With the MLS pumping more money into the league than ever before, it begs to question what kind of effect has the “Beckham Rule” had on the league?
While some argue that the admission of the Designated Players in the league has amplified competition and raised the overall level of play, others are more skeptical. The rule has made the league less fiscally motivated, but with 81 percent of DPs in 2017 being foreign, is the league forgetting the natural progression to develop domestic talent?
The $3.8M question remains, however, does the DP rule tend to favor large-market teams, or at least those franchises that have higher levels of revenue (deep pockets) that can afford to pay for the best players?
As with so many other things the answers to these questions probably depends on your vantage point - whether you are a designated player making a median $1,882,393.00 or the average MLS player making $117,000.00.
No matter where you stand on these issues, one thing is clear, the “Beckham Rule” has had an undeniable effect on Major League Soccer.

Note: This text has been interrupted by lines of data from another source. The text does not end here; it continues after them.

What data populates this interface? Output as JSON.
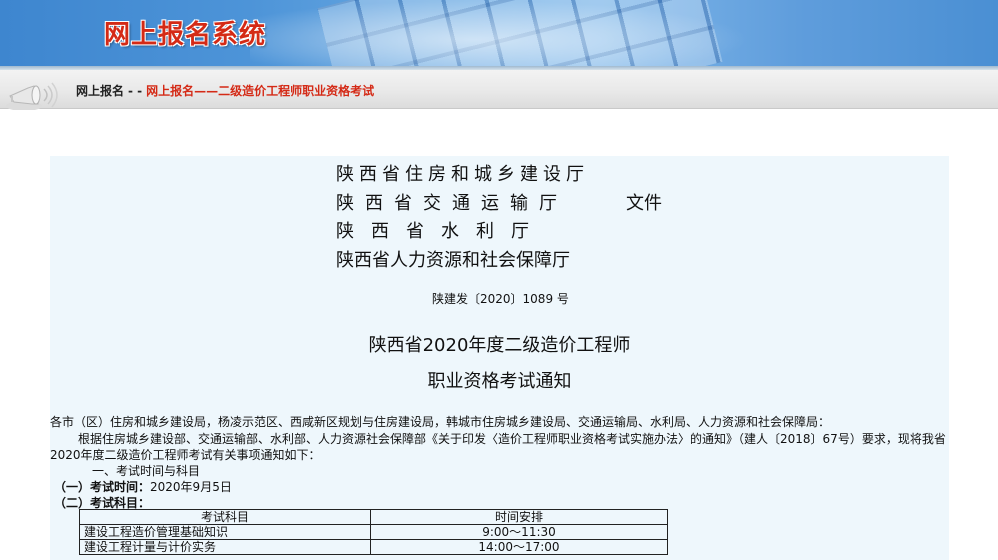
{
  "header": {
    "title": "网上报名系统",
    "title_color": "#d42a16",
    "banner_color": "#4d94d8"
  },
  "breadcrumb": {
    "icon": "horn-icon",
    "home": "网上报名",
    "separator": "- -",
    "current": "网上报名——二级造价工程师职业资格考试"
  },
  "document": {
    "issuers": [
      "陕西省住房和城乡建设厅",
      "陕西省交通运输厅",
      "陕西省水利厅",
      "陕西省人力资源和社会保障厅"
    ],
    "doc_label": "文件",
    "doc_number": "陕建发〔2020〕1089 号",
    "title_line1": "陕西省2020年度二级造价工程师",
    "title_line2": "职业资格考试通知",
    "addressee": "各市（区）住房和城乡建设局，杨凌示范区、西咸新区规划与住房建设局，韩城市住房城乡建设局、交通运输局、水利局、人力资源和社会保障局：",
    "body_line1": "根据住房城乡建设部、交通运输部、水利部、人力资源社会保障部《关于印发〈造价工程师职业资格考试实施办法〉的通知》（建人〔2018〕67号）要求，现将我省",
    "body_line2": "2020年度二级造价工程师考试有关事项通知如下：",
    "section1_title": "一、考试时间与科目",
    "exam_time_label": "（一）考试时间：",
    "exam_time_value": "2020年9月5日",
    "exam_subjects_label": "（二）考试科目：",
    "table": {
      "headers": [
        "考试科目",
        "时间安排"
      ],
      "rows": [
        [
          "建设工程造价管理基础知识",
          "9:00～11:30"
        ],
        [
          "建设工程计量与计价实务",
          "14:00～17:00"
        ]
      ]
    },
    "panel_color": "#eef7fc"
  }
}
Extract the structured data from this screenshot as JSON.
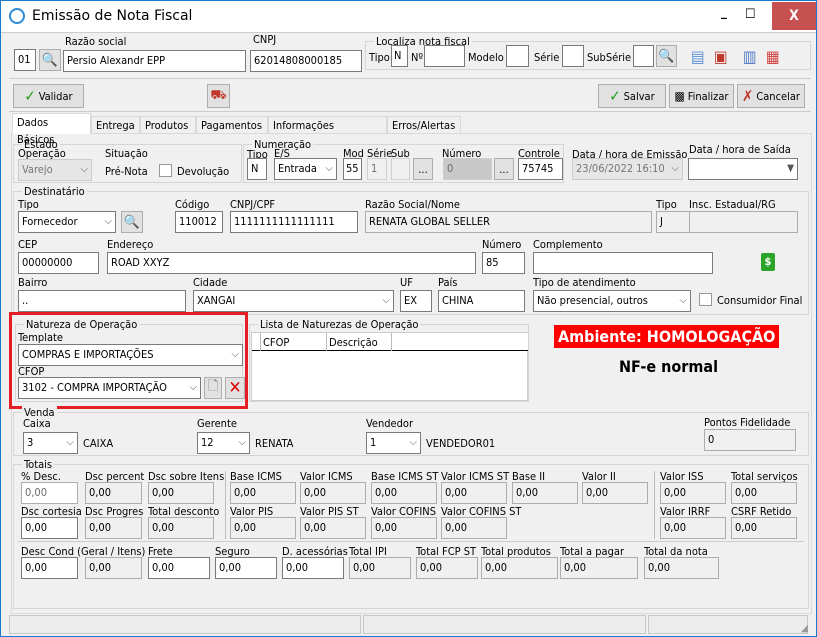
{
  "window": {
    "title": "Emissão de Nota Fiscal",
    "controls": {
      "minimize": "_",
      "maximize": "☐",
      "close": "X"
    }
  },
  "header": {
    "code": "01",
    "razao_social_label": "Razão social",
    "razao_social": "Persio Alexandr EPP",
    "cnpj_label": "CNPJ",
    "cnpj": "62014808000185",
    "localiza": {
      "title": "Localiza nota fiscal",
      "tipo_label": "Tipo",
      "tipo": "N",
      "numero_label": "Nº",
      "numero": "",
      "modelo_label": "Modelo",
      "modelo": "",
      "serie_label": "Série",
      "serie": "",
      "subserie_label": "SubSérie",
      "subserie": ""
    }
  },
  "toolbar": {
    "validar": "Validar",
    "salvar": "Salvar",
    "finalizar": "Finalizar",
    "cancelar": "Cancelar"
  },
  "tabs": [
    {
      "label": "Dados Básicos",
      "active": true
    },
    {
      "label": "Entrega"
    },
    {
      "label": "Produtos"
    },
    {
      "label": "Pagamentos"
    },
    {
      "label": "Informações Adicionais"
    },
    {
      "label": "Erros/Alertas"
    }
  ],
  "estado": {
    "title": "Estado",
    "operacao_label": "Operação",
    "operacao": "Varejo",
    "situacao_label": "Situação",
    "situacao": "Pré-Nota",
    "devolucao_label": "Devolução",
    "devolucao": false
  },
  "numeracao": {
    "title": "Numeração",
    "tipo_label": "Tipo",
    "tipo": "N",
    "es_label": "E/S",
    "es": "Entrada",
    "mod_label": "Mod",
    "mod": "55",
    "serie_label": "Série",
    "serie": "1",
    "sub_label": "Sub",
    "sub": "",
    "numero_label": "Número",
    "numero": "0",
    "controle_label": "Controle",
    "controle": "75745",
    "ellipsis": "..."
  },
  "datas": {
    "emissao_label": "Data / hora de Emissão",
    "emissao": "23/06/2022 16:10",
    "saida_label": "Data / hora de Saída",
    "saida": ""
  },
  "destinatario": {
    "title": "Destinatário",
    "tipo_label": "Tipo",
    "tipo": "Fornecedor",
    "codigo_label": "Código",
    "codigo": "110012",
    "cnpj_label": "CNPJ/CPF",
    "cnpj": "1111111111111111",
    "razao_label": "Razão Social/Nome",
    "razao": "RENATA GLOBAL SELLER",
    "tipo2_label": "Tipo",
    "tipo2": "J",
    "ie_label": "Insc. Estadual/RG",
    "ie": "",
    "cep_label": "CEP",
    "cep": "00000000",
    "endereco_label": "Endereço",
    "endereco": "ROAD XXYZ",
    "numero_label": "Número",
    "numero": "85",
    "complemento_label": "Complemento",
    "complemento": "",
    "bairro_label": "Bairro",
    "bairro": "..",
    "cidade_label": "Cidade",
    "cidade": "XANGAI",
    "uf_label": "UF",
    "uf": "EX",
    "pais_label": "País",
    "pais": "CHINA",
    "atendimento_label": "Tipo de atendimento",
    "atendimento": "Não presencial, outros",
    "consumidor_final_label": "Consumidor Final",
    "consumidor_final": false
  },
  "natureza": {
    "title": "Natureza de Operação",
    "template_label": "Template",
    "template": "COMPRAS E IMPORTAÇÕES",
    "cfop_label": "CFOP",
    "cfop": "3102  - COMPRA IMPORTAÇÃO",
    "highlight_color": "#e31e24"
  },
  "lista_naturezas": {
    "title": "Lista de Naturezas de Operação",
    "columns": [
      "CFOP",
      "Descrição"
    ],
    "rows": []
  },
  "ambiente": {
    "label": "Ambiente: HOMOLOGAÇÃO",
    "color": "#ff0000",
    "nfe_tipo": "NF-e normal"
  },
  "venda": {
    "title": "Venda",
    "caixa_label": "Caixa",
    "caixa": "3",
    "caixa_nome": "CAIXA",
    "gerente_label": "Gerente",
    "gerente": "12",
    "gerente_nome": "RENATA",
    "vendedor_label": "Vendedor",
    "vendedor": "1",
    "vendedor_nome": "VENDEDOR01",
    "pontos_label": "Pontos Fidelidade",
    "pontos": "0"
  },
  "totais": {
    "title": "Totais",
    "fields": [
      {
        "label": "% Desc.",
        "value": "0,00"
      },
      {
        "label": "Dsc percent",
        "value": "0,00"
      },
      {
        "label": "Dsc sobre Itens",
        "value": "0,00"
      },
      {
        "label": "Base ICMS",
        "value": "0,00"
      },
      {
        "label": "Valor ICMS",
        "value": "0,00"
      },
      {
        "label": "Base ICMS ST",
        "value": "0,00"
      },
      {
        "label": "Valor ICMS ST",
        "value": "0,00"
      },
      {
        "label": "Base II",
        "value": "0,00"
      },
      {
        "label": "Valor II",
        "value": "0,00"
      },
      {
        "label": "Valor ISS",
        "value": "0,00"
      },
      {
        "label": "Total serviços",
        "value": "0,00"
      },
      {
        "label": "Dsc cortesia",
        "value": "0,00"
      },
      {
        "label": "Dsc Progres",
        "value": "0,00"
      },
      {
        "label": "Total desconto",
        "value": "0,00"
      },
      {
        "label": "Valor PIS",
        "value": "0,00"
      },
      {
        "label": "Valor PIS ST",
        "value": "0,00"
      },
      {
        "label": "Valor COFINS",
        "value": "0,00"
      },
      {
        "label": "Valor COFINS ST",
        "value": "0,00"
      },
      {
        "label": "Valor IRRF",
        "value": "0,00"
      },
      {
        "label": "CSRF Retido",
        "value": "0,00"
      },
      {
        "label": "Desc Cond (Geral / Itens)",
        "value": "0,00",
        "value2": "0,00"
      },
      {
        "label": "Frete",
        "value": "0,00"
      },
      {
        "label": "Seguro",
        "value": "0,00"
      },
      {
        "label": "D. acessórias",
        "value": "0,00"
      },
      {
        "label": "Total IPI",
        "value": "0,00"
      },
      {
        "label": "Total FCP ST",
        "value": "0,00"
      },
      {
        "label": "Total produtos",
        "value": "0,00"
      },
      {
        "label": "Total a pagar",
        "value": "0,00"
      },
      {
        "label": "Total da nota",
        "value": "0,00"
      }
    ]
  },
  "statusbar": [
    "",
    "",
    ""
  ]
}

MLS is a young league that is gaining a strong foothold in the the North American market. The ability to sign high-priced soccer talent through the introduction of the Designated Player Rule has, without a doubt, helped the league in its efforts to market the professional game. During the 2007 regular season alone, one study found that David Beckham doubled the ticket sales for the MLS matches in which he played.
The unique structure of MLS sets up an interesting dilemma for the league and teams; individual franchises are likely focused on the relationship between winning and attendance, while the league is more than likely focused on growing revenues. Therefore, the dangerous of increased salary inequality must be weighed against improved match day performances and talent. How MLS deals with these conflicting priorities through utilization of the “Beckham Rule” will inevitably influence the league’s priority to become “one of the top five leagues in the world.”